The inherent friction between the two rules of law prompted the Eleventh Circuit in 2005 to fall on the side of Section 922g by holding the statute prohibits the Government from transferring firearms owned by a felon to a third party. The appeals court, and three other federal circuits, rejected the Fifth Circuit’s lead on this issue in which, in 1990, that court held that a felon’s “claimed ownership interest in his [non-contraband] firearms survived his criminal conviction and could not be extinguished without according him due process of law.”

 

The Supreme Court will now decide which legal principle should prevail.
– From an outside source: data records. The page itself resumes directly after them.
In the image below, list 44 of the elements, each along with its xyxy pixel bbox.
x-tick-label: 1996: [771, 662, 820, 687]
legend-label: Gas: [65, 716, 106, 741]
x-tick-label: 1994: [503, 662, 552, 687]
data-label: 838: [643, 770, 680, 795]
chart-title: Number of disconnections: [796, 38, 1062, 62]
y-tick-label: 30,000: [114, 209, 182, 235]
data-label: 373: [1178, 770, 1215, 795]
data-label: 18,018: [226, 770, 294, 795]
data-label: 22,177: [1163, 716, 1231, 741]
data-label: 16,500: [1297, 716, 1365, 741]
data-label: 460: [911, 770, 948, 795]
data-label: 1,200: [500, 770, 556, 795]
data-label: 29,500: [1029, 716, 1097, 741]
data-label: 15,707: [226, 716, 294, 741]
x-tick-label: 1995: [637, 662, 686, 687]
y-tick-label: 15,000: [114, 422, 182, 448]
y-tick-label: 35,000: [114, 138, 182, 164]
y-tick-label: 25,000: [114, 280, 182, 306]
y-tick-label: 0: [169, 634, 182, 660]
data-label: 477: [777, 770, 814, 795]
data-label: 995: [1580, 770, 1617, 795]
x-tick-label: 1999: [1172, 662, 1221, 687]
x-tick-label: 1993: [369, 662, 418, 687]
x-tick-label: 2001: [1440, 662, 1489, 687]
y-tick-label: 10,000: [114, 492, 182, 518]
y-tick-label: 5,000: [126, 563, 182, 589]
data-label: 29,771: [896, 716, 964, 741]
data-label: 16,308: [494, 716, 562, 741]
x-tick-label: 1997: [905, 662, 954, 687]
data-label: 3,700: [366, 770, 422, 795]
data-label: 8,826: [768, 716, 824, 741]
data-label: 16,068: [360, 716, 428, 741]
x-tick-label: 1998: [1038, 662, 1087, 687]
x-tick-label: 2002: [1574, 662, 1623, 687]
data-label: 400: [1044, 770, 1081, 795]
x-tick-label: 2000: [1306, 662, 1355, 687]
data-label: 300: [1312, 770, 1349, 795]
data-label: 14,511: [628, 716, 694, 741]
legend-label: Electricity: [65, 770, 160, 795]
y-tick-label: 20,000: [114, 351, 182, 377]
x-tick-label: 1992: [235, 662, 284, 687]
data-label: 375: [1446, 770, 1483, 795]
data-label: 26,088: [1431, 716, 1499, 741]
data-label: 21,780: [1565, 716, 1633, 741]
The National Rifle Association in an amicus curiae brief staunchly supports the Fifth Circuit position, saying the Eleventh Circuit position adversely affects the Second Amendment gun ownership rights of law-abiding citizens. The five-million strong gun rights organization specifically told the Court that the Government’s “ … unsubstantiated speculation that Henderson might somehow retain control over the firearms he had sold to a third party, the Government seeks to distinguish the proposed transfer from other potential sales of firearms on behalf of convicted felons, such as a situation in which firearms are transferred ‘to a federally licensed gun dealer who would sell them, comply with any procedures required by the court, and remit the proceeds to the defendant.’ The Government’s argument on this score thus has nothing to do with the character of the felon prohibited from possessing firearms, but rather focuses on the non-felon, non-possessor’s relationship to that felon. The result is that the Second Amendment rights of certain law-abiding, responsible citizens – such as family members or friends of individuals who have been convicted of a felony – are accorded less weight than the Second Amendment rights of other law-abiding citizens, including those who do not propose to use the firearms in question for the purpose of self-defense in the home.”

 

The National Association of Criminal Defense Lawyers also sided with Henderson in an amicus curiae brief. The NACDL informed the Court that it has “an interest in protecting the right of persons convicted of crimes to assign ownership rights to non-contraband property that they may no longer lawfully possess to third parties or to reap the proceeds of a judicial sale of the property.”

 

The Supreme Court is asked to hear some 7,000 cases each year. It agrees to hear only 70 of them. The Henderson case will be used to clarify the “property” rights of individuals convicted of a felony when the property is clearly non-contraband.